Мужчины даже головы не повернули на шум. Но взгляды скосили, конечно. Макс, судя по тому, что сидел в вольной позе, отделался легко – без переломов и отбитых внутренностей. Удивительно, если вспомнить, как его топтали. Гай Верона лежал на боку, ему было очень худо. Кер и Тан невозмутимо играли кусками палочек, соорудив из них нечто вроде фишек.
Меня довели до сырой полянки, сильно толкнули в спину. Я удержалась на ногах, подошла к женщинам и молча села.
– В лесу трудно одной, – обронила Санта.
– Да, жаль, что тебе не удалось привести помощь, – сказала Дженни. – Не кори себя. Мы надеялись, конечно, но понимали: ты одна на чужой планете не справишься.
Моника всхлипнула.
– Наш консул – предатель, – ответила я. – Я доехала до него. Он-то и привез меня сюда.
– Чего и следовало ожидать, – негромко сказал Макс. – Вся эта воровская схема должна была опираться на консульство, им нужна была «крыша». Правда, я думал, что предал все-таки кто-то из сотрудников. Оказывается, сам консул.
– Его секретарша как минимум в доле.
– А они любовники, – сказал Макс. – Теперь понятно, как именно погиб Фирс Ситон. Вопросов больше нет.
– Эти, – я показала на стражу, – по-нашему понимают?
– Нет, – не поворачиваясь, ответил Кер. – Их нарочно таких подобрали, чтобы ни слова. Чтобы мы не соблазнили их обещаниями красивой жизни на Земле. Никто из тех, кого мы увидим до казни, не знает федерального. Многие даже старшего индейского не знают, говорят только на младшем.

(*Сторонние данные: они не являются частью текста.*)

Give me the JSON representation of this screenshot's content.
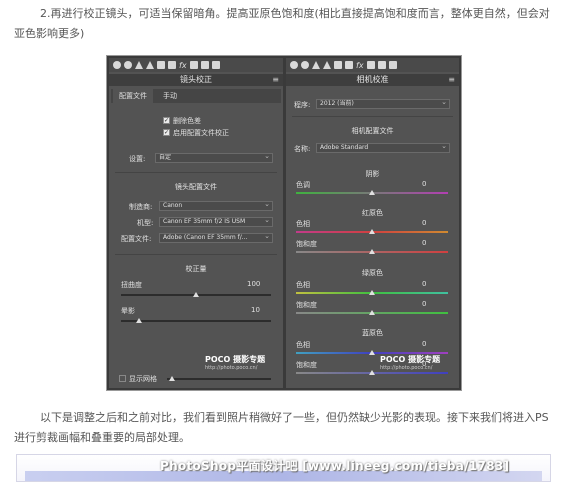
{
  "article": {
    "para1": "2.再进行校正镜头，可适当保留暗角。提高亚原色饱和度(相比直接提高饱和度而言，整体更自然，但会对亚色影响更多)",
    "para2": "以下是调整之后和之前对比，我们看到照片稍微好了一些，但仍然缺少光影的表现。接下来我们将进入PS进行剪裁画幅和叠重要的局部处理。",
    "overlay": "PhotoShop平面设计吧 [www.lineeg.com/tieba/1783]"
  },
  "left": {
    "title": "镜头校正",
    "menu": "≡",
    "tabs": [
      "配置文件",
      "手动"
    ],
    "checkbox1": "删除色差",
    "checkbox2": "启用配置文件校正",
    "setup_label": "设置:",
    "setup_value": "自定",
    "section_profile": "镜头配置文件",
    "make_label": "制造商:",
    "make_value": "Canon",
    "model_label": "机型:",
    "model_value": "Canon EF 35mm f/2 IS USM",
    "profile_label": "配置文件:",
    "profile_value": "Adobe (Canon EF 35mm f/...",
    "section_amount": "校正量",
    "distortion_label": "扭曲度",
    "distortion_value": "100",
    "vignette_label": "晕影",
    "vignette_value": "10",
    "grid_label": "显示网格",
    "watermark": "POCO 摄影专题",
    "watermark_url": "http://photo.poco.cn/"
  },
  "right": {
    "title": "相机校准",
    "menu": "≡",
    "process_label": "程序:",
    "process_value": "2012 (当前)",
    "section_profile": "相机配置文件",
    "name_label": "名称:",
    "name_value": "Adobe Standard",
    "shadow_section": "阴影",
    "tint_label": "色调",
    "tint_value": "0",
    "red_section": "红原色",
    "red_hue_label": "色相",
    "red_hue_value": "0",
    "red_sat_label": "饱和度",
    "red_sat_value": "0",
    "green_section": "绿原色",
    "green_hue_label": "色相",
    "green_hue_value": "0",
    "green_sat_label": "饱和度",
    "green_sat_value": "0",
    "blue_section": "蓝原色",
    "blue_hue_label": "色相",
    "blue_hue_value": "0",
    "blue_sat_label": "饱和度",
    "blue_sat_value": "0",
    "watermark": "POCO 摄影专题",
    "watermark_url": "http://photo.poco.cn/"
  },
  "sliders": {
    "distortion": 0.5,
    "vignette": 0.12,
    "tint": 0.5,
    "red_hue": 0.5,
    "red_sat": 0.5,
    "green_hue": 0.5,
    "green_sat": 0.5,
    "blue_hue": 0.5,
    "blue_sat": 0.5
  }
}
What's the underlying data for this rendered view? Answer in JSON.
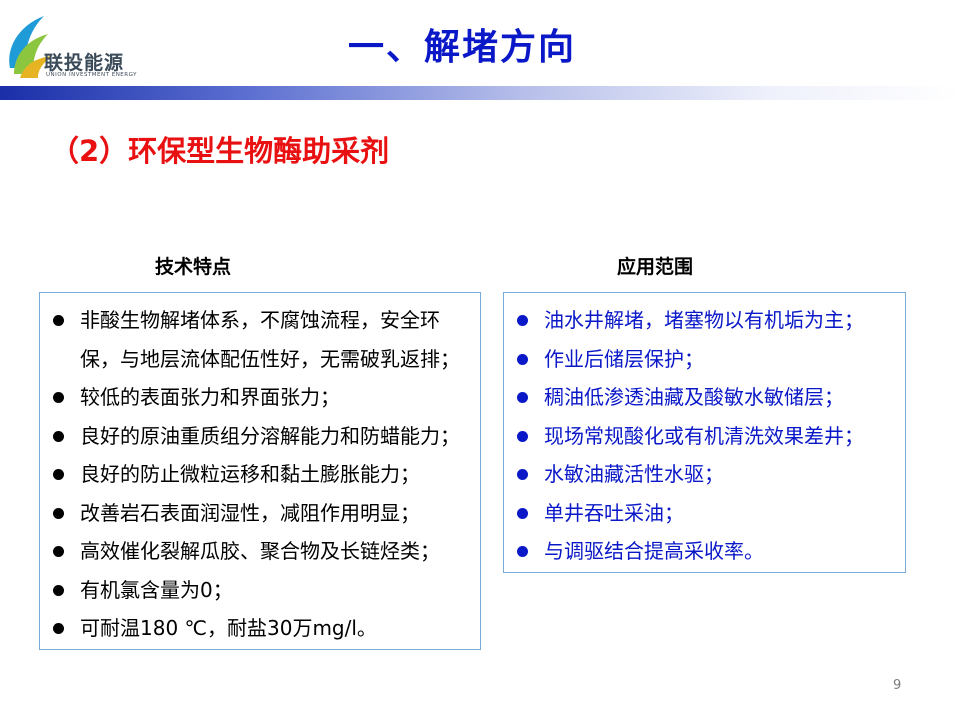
{
  "logo": {
    "name_cn": "联投能源",
    "name_en": "UNION INVESTMENT ENERGY"
  },
  "header": {
    "title": "一、解堵方向"
  },
  "section": {
    "title": "（2）环保型生物酶助采剂"
  },
  "left_column": {
    "heading": "技术特点",
    "items": [
      "非酸生物解堵体系，不腐蚀流程，安全环保，与地层流体配伍性好，无需破乳返排；",
      "较低的表面张力和界面张力；",
      "良好的原油重质组分溶解能力和防蜡能力；",
      "良好的防止微粒运移和黏土膨胀能力；",
      "改善岩石表面润湿性，减阻作用明显；",
      "高效催化裂解瓜胶、聚合物及长链烃类；",
      "有机氯含量为0；",
      "可耐温180 ℃，耐盐30万mg/l。"
    ]
  },
  "right_column": {
    "heading": "应用范围",
    "items": [
      "油水井解堵，堵塞物以有机垢为主；",
      "作业后储层保护；",
      "稠油低渗透油藏及酸敏水敏储层；",
      "现场常规酸化或有机清洗效果差井；",
      "水敏油藏活性水驱；",
      "单井吞吐采油；",
      "与调驱结合提高采收率。"
    ]
  },
  "footer": {
    "page_number": "9"
  },
  "colors": {
    "title_blue": "#0a18c8",
    "section_red": "#e81010",
    "box_border": "#7aaad6",
    "logo_blue": "#1f9bd8",
    "logo_green": "#8cc63f",
    "logo_gold": "#e6b422"
  },
  "icons": {
    "logo_mark": "leaf-swoosh-logo"
  }
}
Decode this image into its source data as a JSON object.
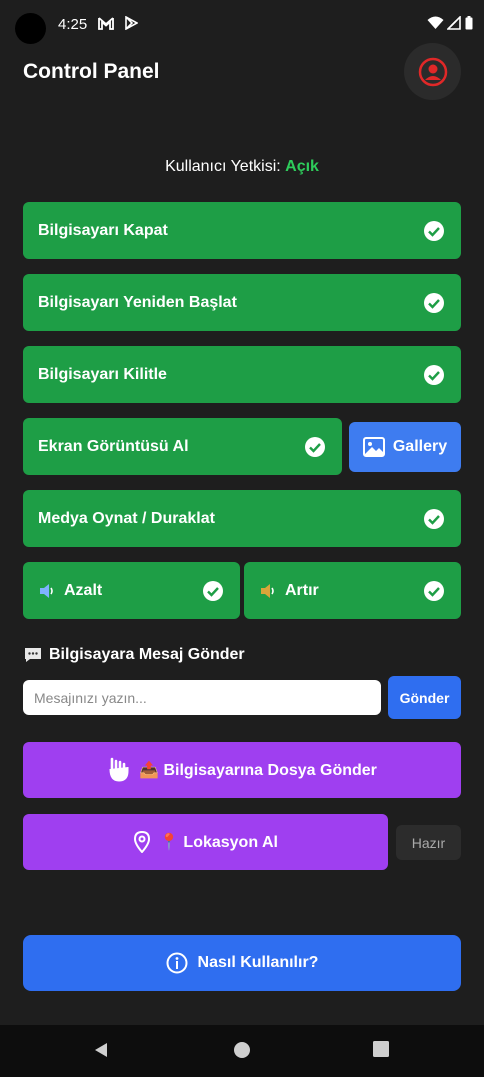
{
  "status_bar": {
    "time": "4:25"
  },
  "header": {
    "title": "Control Panel"
  },
  "permission": {
    "label": "Kullanıcı Yetkisi:",
    "value": "Açık"
  },
  "actions": {
    "shutdown": "Bilgisayarı Kapat",
    "restart": "Bilgisayarı Yeniden Başlat",
    "lock": "Bilgisayarı Kilitle",
    "screenshot": "Ekran Görüntüsü Al",
    "gallery": "Gallery",
    "media": "Medya Oynat / Duraklat",
    "volume_down": "Azalt",
    "volume_up": "Artır"
  },
  "message": {
    "section_title": "Bilgisayara Mesaj Gönder",
    "placeholder": "Mesajınızı yazın...",
    "send_label": "Gönder"
  },
  "file": {
    "label": "📤 Bilgisayarına Dosya Gönder"
  },
  "location": {
    "label": "📍 Lokasyon Al",
    "status": "Hazır"
  },
  "help": {
    "label": "Nasıl Kullanılır?"
  },
  "colors": {
    "background": "#1e1e1e",
    "success": "#1e9e46",
    "primary": "#2f6ef0",
    "purple": "#9f3ff0",
    "accent_red": "#e02828"
  }
}
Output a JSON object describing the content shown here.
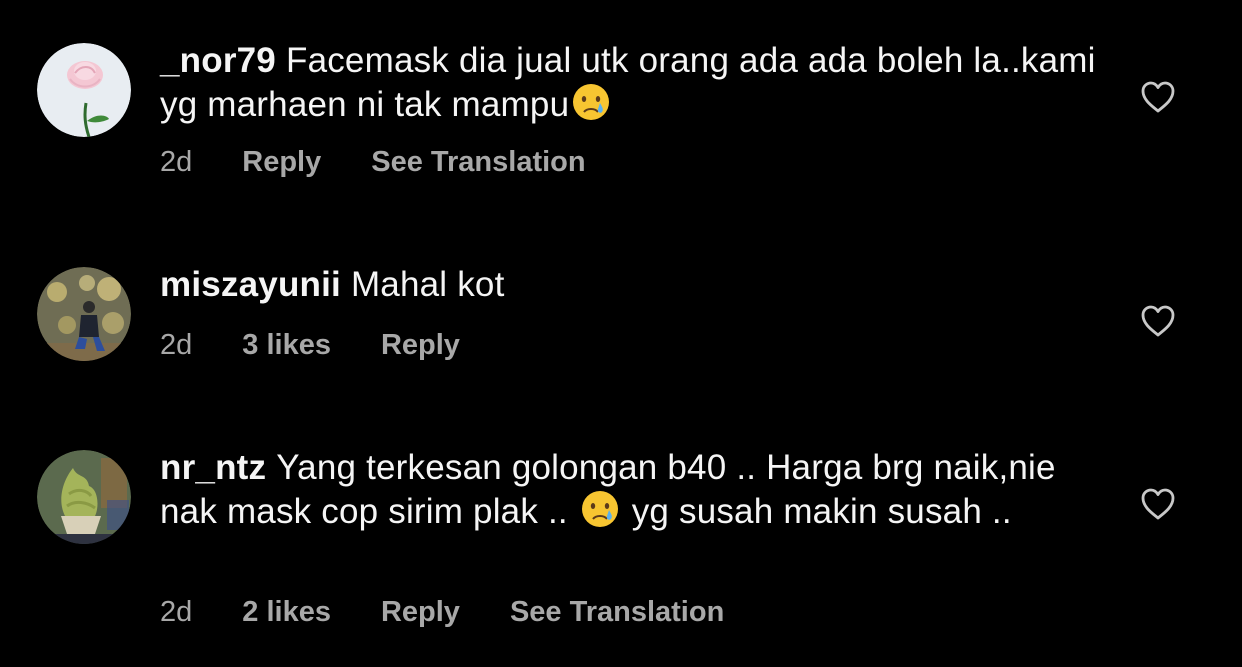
{
  "comments": [
    {
      "username": "_nor79",
      "text_parts": [
        "Facemask dia jual utk orang ada ada boleh la..kami yg marhaen ni tak mampu"
      ],
      "time": "2d",
      "likes": "",
      "reply": "Reply",
      "translate": "See Translation",
      "avatar_icon": "rose-avatar",
      "emoji": "crying-face"
    },
    {
      "username": "miszayunii",
      "text_parts": [
        "Mahal kot"
      ],
      "time": "2d",
      "likes": "3 likes",
      "reply": "Reply",
      "translate": "",
      "avatar_icon": "person-lights-avatar"
    },
    {
      "username": "nr_ntz",
      "text_parts": [
        "Yang terkesan golongan b40 .. Harga brg naik,nie nak mask cop sirim plak ..",
        "yg susah makin susah .."
      ],
      "time": "2d",
      "likes": "2 likes",
      "reply": "Reply",
      "translate": "See Translation",
      "avatar_icon": "ice-cream-avatar",
      "emoji": "crying-face"
    }
  ],
  "colors": {
    "background": "#000000",
    "text": "#f5f5f5",
    "meta": "#a8a8a8"
  },
  "icons": {
    "like": "heart-outline-icon"
  }
}
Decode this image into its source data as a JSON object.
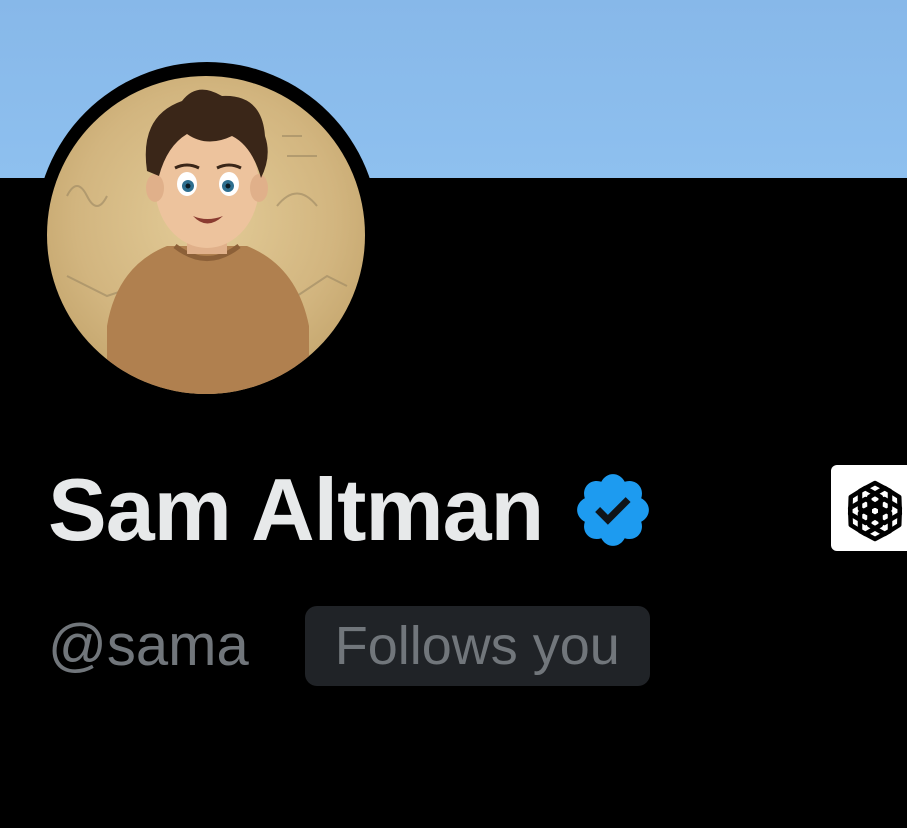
{
  "profile": {
    "display_name": "Sam Altman",
    "handle": "@sama",
    "follows_you_label": "Follows you",
    "verified_badge": "verified-check-icon",
    "affiliation_badge": "openai-logo-icon",
    "avatar": "anime-style-portrait"
  },
  "colors": {
    "banner": "#8ec0ef",
    "background": "#000000",
    "name_text": "#e7e9ea",
    "secondary_text": "#71767b",
    "badge_bg": "#202327",
    "verified_blue": "#1d9bf0"
  }
}
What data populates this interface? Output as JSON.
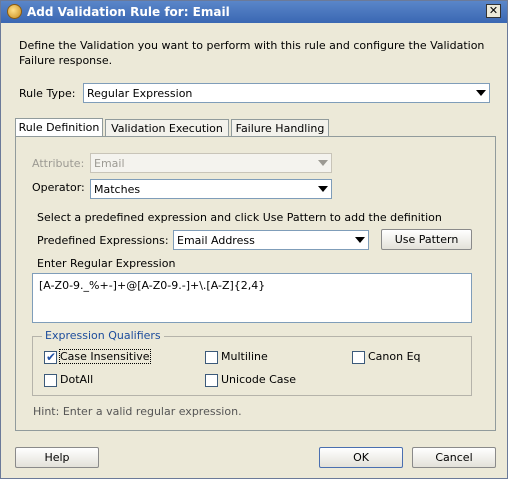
{
  "window": {
    "title": "Add Validation Rule for: Email",
    "close_glyph": "✕"
  },
  "description": "Define the Validation you want to perform with this rule and configure the Validation Failure response.",
  "rule_type": {
    "label": "Rule Type:",
    "value": "Regular Expression"
  },
  "tabs": [
    {
      "label": "Rule Definition",
      "active": true
    },
    {
      "label": "Validation Execution",
      "active": false
    },
    {
      "label": "Failure Handling",
      "active": false
    }
  ],
  "attribute": {
    "label": "Attribute:",
    "value": "Email",
    "enabled": false
  },
  "operator": {
    "label": "Operator:",
    "value": "Matches"
  },
  "predefined_instruction": "Select a predefined expression and click Use Pattern to add the definition",
  "predefined": {
    "label": "Predefined Expressions:",
    "value": "Email Address",
    "button": "Use Pattern"
  },
  "regex": {
    "label": "Enter Regular Expression",
    "value": "[A-Z0-9._%+-]+@[A-Z0-9.-]+\\.[A-Z]{2,4}"
  },
  "qualifiers": {
    "title": "Expression Qualifiers",
    "items": [
      {
        "label": "Case Insensitive",
        "checked": true
      },
      {
        "label": "Multiline",
        "checked": false
      },
      {
        "label": "Canon Eq",
        "checked": false
      },
      {
        "label": "DotAll",
        "checked": false
      },
      {
        "label": "Unicode Case",
        "checked": false
      }
    ]
  },
  "hint": "Hint: Enter a valid regular expression.",
  "buttons": {
    "help": "Help",
    "ok": "OK",
    "cancel": "Cancel"
  },
  "colors": {
    "titlebar": "#3a67b3",
    "dialog_bg": "#ece9d8",
    "accent_text": "#1c4c9c"
  },
  "check_glyph": "✔"
}
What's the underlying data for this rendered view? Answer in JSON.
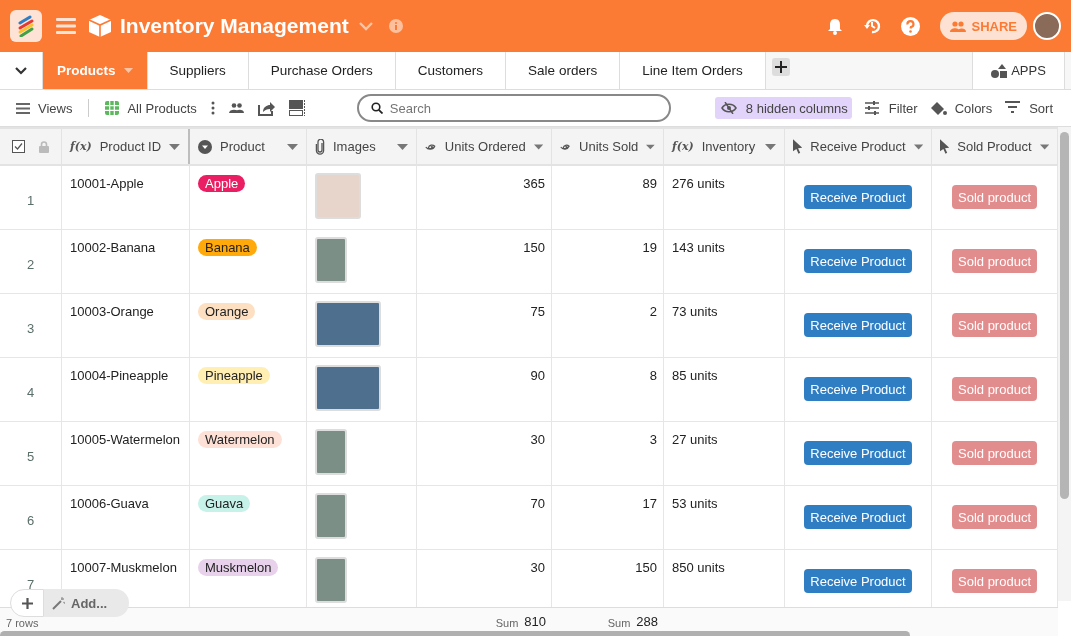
{
  "app": {
    "title": "Inventory Management",
    "share_label": "SHARE"
  },
  "tabs": [
    {
      "label": "Products",
      "selected": true
    },
    {
      "label": "Suppliers",
      "selected": false
    },
    {
      "label": "Purchase Orders",
      "selected": false
    },
    {
      "label": "Customers",
      "selected": false
    },
    {
      "label": "Sale orders",
      "selected": false
    },
    {
      "label": "Line Item Orders",
      "selected": false
    }
  ],
  "apps_label": "APPS",
  "toolbar": {
    "views_label": "Views",
    "view_name": "All Products",
    "search": {
      "placeholder": "Search"
    },
    "hidden_columns": "8 hidden columns",
    "filter": "Filter",
    "colors": "Colors",
    "sort": "Sort"
  },
  "table": {
    "columns": [
      {
        "label": "Product ID",
        "kind": "formula",
        "symbol": "f(x)"
      },
      {
        "label": "Product",
        "kind": "select"
      },
      {
        "label": "Images",
        "kind": "attachment"
      },
      {
        "label": "Units Ordered",
        "kind": "rollup",
        "summary": {
          "label": "Sum",
          "value": "810"
        }
      },
      {
        "label": "Units Sold",
        "kind": "rollup",
        "summary": {
          "label": "Sum",
          "value": "288"
        }
      },
      {
        "label": "Inventory",
        "kind": "formula",
        "symbol": "f(x)"
      },
      {
        "label": "Receive Product",
        "kind": "button"
      },
      {
        "label": "Sold Product",
        "kind": "button"
      }
    ],
    "rows": [
      {
        "number": "1",
        "id": "10001-Apple",
        "product": {
          "label": "Apple",
          "color": "#e91e63"
        },
        "image": {
          "kind": "square"
        },
        "ordered": "365",
        "sold": "89",
        "inventory": "276 units",
        "receive": "Receive Product",
        "sell": "Sold product"
      },
      {
        "number": "2",
        "id": "10002-Banana",
        "product": {
          "label": "Banana",
          "color": "#ffa90a"
        },
        "image": {
          "kind": "portrait"
        },
        "ordered": "150",
        "sold": "19",
        "inventory": "143 units",
        "receive": "Receive Product",
        "sell": "Sold product"
      },
      {
        "number": "3",
        "id": "10003-Orange",
        "product": {
          "label": "Orange",
          "color": "#fde0c2"
        },
        "image": {
          "kind": "landscape"
        },
        "ordered": "75",
        "sold": "2",
        "inventory": "73 units",
        "receive": "Receive Product",
        "sell": "Sold product"
      },
      {
        "number": "4",
        "id": "10004-Pineapple",
        "product": {
          "label": "Pineapple",
          "color": "#ffefb3"
        },
        "image": {
          "kind": "landscape"
        },
        "ordered": "90",
        "sold": "8",
        "inventory": "85 units",
        "receive": "Receive Product",
        "sell": "Sold product"
      },
      {
        "number": "5",
        "id": "10005-Watermelon",
        "product": {
          "label": "Watermelon",
          "color": "#fde1d7"
        },
        "image": {
          "kind": "portrait"
        },
        "ordered": "30",
        "sold": "3",
        "inventory": "27 units",
        "receive": "Receive Product",
        "sell": "Sold product"
      },
      {
        "number": "6",
        "id": "10006-Guava",
        "product": {
          "label": "Guava",
          "color": "#c6f2ea"
        },
        "image": {
          "kind": "portrait"
        },
        "ordered": "70",
        "sold": "17",
        "inventory": "53 units",
        "receive": "Receive Product",
        "sell": "Sold product"
      },
      {
        "number": "7",
        "id": "10007-Muskmelon",
        "product": {
          "label": "Muskmelon",
          "color": "#e7d1eb"
        },
        "image": {
          "kind": "portrait"
        },
        "ordered": "30",
        "sold": "150",
        "inventory": "850 units",
        "receive": "Receive Product",
        "sell": "Sold product"
      }
    ],
    "add_label": "Add...",
    "row_count": "7 rows"
  }
}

– Я почему-то думала, у вас один язык.
– Восемь, – сказал Кер. – Шесть – это варварские, дикарские языки. Старший – это язык царского берега. А младший – он степной. Степняков мало осталось, из них всегда набирают воинов, и они не возвращаются домой, чтобы оставить детей. Раньше, когда мой дед был моложе меня, степняков и нас было поровну. Но еще была война, и степняков победили, многим все отрезали и сделали рабами царя. И сейчас, если у степняков рождается сильный мальчик, его с детства забирают в гвардию. Дома остаются только слабые, и степняки из-за этого стали другими, они часто болеют и рано умирают. Раньше говорили, что степной язык старше прибрежного, но степняков победили, а у побежденных не бывает старшего языка, только младший.
Наш разговор разбудил Иду Рафферти. Она отбросила полу плаща, высунула грязную кудлатую голову, уставилась на меня опухшими глазами.
– Явилась, – процедила она. – А притворялась такой крутой разведчицей! Я знала, что ты не справишься. Куда тебе!
Я внимательно рассмотрела ее и отвернулась. Ида являла собой разительный контраст с остальными пленниками.
– Она на особом положении, – пояснила Санта. – Она беременна. И понесла на священной земле.
– Да! – вякнула за спиной Ида. – Я достойна уважения, я офицер, жена и будущая мать! Даже тупые индейцы это понимают! Поэтому меня не казнят!
– Как я устала от всего этого… – пробормотала Дженни. – Ну ладно казнь, эту-то пытку я чем заслужила?!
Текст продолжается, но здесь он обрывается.